Dia meletakan buburnya di meja samping tempat tidur Riri. "Aku pindahin buburnya ke mangkok dulu ya. Sekalian ambil air buat minum obatnya." Melangkah keluar tanpa peduli pengusiran Riri.

Riri menutup buku yang dibacanya, dia sudah tahu bagaimana keras kepalanya Bayu. Bayu tidak akan menyerah walaupun dia mengusirnya. Bahkan perceraian mereka memerlukan banyak air mata agar dapat terjadi. Bukan kah ini alasan dia memilih melarikan diri.

Pintu kamarnya kembali terbuka, Bayu memegang segelas air putih dan semangkok bubur. Dia menarik kursi dari meja rias ke samping ranjang Riri.

"Katanya bubur ini laris banget, antriannya tadi lumayan panjang. Sebenarnya mau masak sendiri tapi kemampuan masak aku masih belum meningkat." Ucap Bayu duduk di kursi tersebut tanpa memperdulikan Riri yang masih terdiam.

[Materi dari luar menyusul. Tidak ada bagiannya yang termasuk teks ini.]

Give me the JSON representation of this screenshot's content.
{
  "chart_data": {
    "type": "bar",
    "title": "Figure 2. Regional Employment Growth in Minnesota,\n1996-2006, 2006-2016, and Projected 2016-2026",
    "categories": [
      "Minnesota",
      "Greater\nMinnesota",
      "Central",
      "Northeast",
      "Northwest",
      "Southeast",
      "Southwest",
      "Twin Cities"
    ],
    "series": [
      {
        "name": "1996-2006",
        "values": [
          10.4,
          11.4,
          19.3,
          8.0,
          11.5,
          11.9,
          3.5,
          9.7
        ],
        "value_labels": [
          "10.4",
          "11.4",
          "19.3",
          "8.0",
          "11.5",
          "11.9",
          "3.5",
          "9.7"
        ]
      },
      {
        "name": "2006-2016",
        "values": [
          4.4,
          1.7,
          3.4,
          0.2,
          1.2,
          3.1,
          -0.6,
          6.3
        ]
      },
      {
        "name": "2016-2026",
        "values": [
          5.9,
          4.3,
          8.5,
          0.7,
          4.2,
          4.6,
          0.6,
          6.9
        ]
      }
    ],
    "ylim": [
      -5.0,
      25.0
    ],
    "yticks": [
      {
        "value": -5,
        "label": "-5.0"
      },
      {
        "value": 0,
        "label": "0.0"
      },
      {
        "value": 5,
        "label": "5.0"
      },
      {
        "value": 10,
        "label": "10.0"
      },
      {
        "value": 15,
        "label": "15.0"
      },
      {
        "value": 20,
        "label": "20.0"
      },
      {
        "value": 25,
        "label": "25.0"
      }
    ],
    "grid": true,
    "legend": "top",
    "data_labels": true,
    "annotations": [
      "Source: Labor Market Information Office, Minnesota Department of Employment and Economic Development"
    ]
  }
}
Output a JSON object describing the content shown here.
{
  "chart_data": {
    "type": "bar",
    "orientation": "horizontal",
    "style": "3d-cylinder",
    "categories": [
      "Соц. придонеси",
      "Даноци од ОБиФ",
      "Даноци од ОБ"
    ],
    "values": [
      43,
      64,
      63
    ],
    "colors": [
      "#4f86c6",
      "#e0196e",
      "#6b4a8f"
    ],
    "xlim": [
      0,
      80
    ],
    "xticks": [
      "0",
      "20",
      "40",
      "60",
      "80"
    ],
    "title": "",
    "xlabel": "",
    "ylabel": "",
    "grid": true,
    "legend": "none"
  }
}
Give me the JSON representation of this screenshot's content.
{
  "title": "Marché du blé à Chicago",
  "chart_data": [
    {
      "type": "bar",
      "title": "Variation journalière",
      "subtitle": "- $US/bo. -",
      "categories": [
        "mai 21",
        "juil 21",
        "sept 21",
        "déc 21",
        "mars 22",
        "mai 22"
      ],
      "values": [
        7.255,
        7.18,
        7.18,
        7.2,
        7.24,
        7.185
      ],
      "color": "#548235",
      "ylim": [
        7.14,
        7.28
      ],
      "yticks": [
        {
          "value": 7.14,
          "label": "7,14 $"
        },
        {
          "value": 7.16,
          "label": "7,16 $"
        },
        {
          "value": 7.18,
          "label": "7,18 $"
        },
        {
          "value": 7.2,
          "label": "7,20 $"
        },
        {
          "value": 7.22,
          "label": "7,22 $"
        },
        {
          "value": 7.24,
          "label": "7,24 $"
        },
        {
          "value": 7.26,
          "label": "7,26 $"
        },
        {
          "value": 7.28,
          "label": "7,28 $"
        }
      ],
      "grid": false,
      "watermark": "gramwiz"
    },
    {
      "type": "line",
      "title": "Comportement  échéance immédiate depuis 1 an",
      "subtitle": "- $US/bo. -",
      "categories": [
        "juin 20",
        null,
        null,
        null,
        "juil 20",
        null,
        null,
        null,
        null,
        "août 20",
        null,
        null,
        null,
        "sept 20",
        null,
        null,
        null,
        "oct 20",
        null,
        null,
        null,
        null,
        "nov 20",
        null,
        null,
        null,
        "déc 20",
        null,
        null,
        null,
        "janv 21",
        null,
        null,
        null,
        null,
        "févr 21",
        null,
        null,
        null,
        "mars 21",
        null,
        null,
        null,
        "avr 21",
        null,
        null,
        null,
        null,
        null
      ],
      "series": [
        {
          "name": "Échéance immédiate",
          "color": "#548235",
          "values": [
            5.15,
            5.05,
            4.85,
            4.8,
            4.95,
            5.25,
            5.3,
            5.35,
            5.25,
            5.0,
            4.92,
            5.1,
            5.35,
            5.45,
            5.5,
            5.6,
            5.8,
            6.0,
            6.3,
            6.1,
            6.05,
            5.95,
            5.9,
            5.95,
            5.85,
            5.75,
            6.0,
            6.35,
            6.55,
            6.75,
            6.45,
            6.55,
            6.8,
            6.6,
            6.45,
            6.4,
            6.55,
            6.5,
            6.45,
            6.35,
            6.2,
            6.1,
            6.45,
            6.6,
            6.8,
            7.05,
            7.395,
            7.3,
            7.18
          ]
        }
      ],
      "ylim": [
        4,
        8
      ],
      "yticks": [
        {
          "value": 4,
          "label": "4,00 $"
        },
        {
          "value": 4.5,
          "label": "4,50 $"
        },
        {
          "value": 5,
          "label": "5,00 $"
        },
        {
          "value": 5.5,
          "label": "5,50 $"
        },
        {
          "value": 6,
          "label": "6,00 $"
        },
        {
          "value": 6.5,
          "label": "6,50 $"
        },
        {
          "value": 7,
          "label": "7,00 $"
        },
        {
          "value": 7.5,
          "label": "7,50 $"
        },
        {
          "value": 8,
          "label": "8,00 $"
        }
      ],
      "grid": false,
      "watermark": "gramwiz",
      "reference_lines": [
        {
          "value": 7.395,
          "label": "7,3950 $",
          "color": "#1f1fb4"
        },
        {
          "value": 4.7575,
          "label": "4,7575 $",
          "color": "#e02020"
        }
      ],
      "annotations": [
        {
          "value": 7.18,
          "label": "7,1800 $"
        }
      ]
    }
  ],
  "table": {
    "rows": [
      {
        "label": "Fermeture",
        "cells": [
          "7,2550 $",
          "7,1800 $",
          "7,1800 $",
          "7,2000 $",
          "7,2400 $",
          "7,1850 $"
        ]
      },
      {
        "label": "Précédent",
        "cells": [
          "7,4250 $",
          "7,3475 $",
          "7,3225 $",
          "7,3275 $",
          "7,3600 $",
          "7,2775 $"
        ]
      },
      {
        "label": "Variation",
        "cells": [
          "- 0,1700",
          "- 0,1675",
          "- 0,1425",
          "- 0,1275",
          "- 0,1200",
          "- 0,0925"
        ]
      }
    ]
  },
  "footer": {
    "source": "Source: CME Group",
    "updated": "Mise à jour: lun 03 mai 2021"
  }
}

Riri menghela nafas, "Sebenarnya kenapa kamu melakukan semua ini? Bukankah kita sudah selesai? Kita sudah sepakat untuk berpisah." Ucap Riri lemah.

Bayu menatap Riri, mengalihkan perhatiannya dari bubur di tangannya. "Benarkah? Seingatku aku hanya melakukan itu karena kamu memaksaku.  Tidak sekalipun aku pernah ingin kita berpisah," Bayu menatap dingin Riri, matanya memerah. "Bahkan sampai sekarang, aku masih menyesali perpisahan kita." Lanjut Bayu.

"Semua itu salahku? Perpisahan kita salahku?" Tanya Riri dengan senyum miris.

Bayu menggeleng, "Bukan, semua itu salahku. Tidak ada yang menyangkal hal itu. Namun aku tidak bisa mengubah masa lalu. Penyesalanku tidak bisa mengembalikannya"

"Kamu tahu masa lalu tidak bisa diubah. Lalu untuk apa kamu ada di sini? Merasa bertanggung jawab padaku seperti dulu? Aku bisa mengurus diriku sendiri. Bahkan aku baik-baik saja sampai sekarang." Tukas Riri tajam.

"Aku yang tidak baik-baik saja. Aku yang tidak bisa mengurus diriku sendiri. Aku yang ingin bersamamu."

"Maafkan aku Ri, tidak bisakah kamu membiarkan aku berada di sisimu. Aku bisa menunggu berapa lama pun hingga kamu memaafkan ku." Bayu menatap penuh permohonan.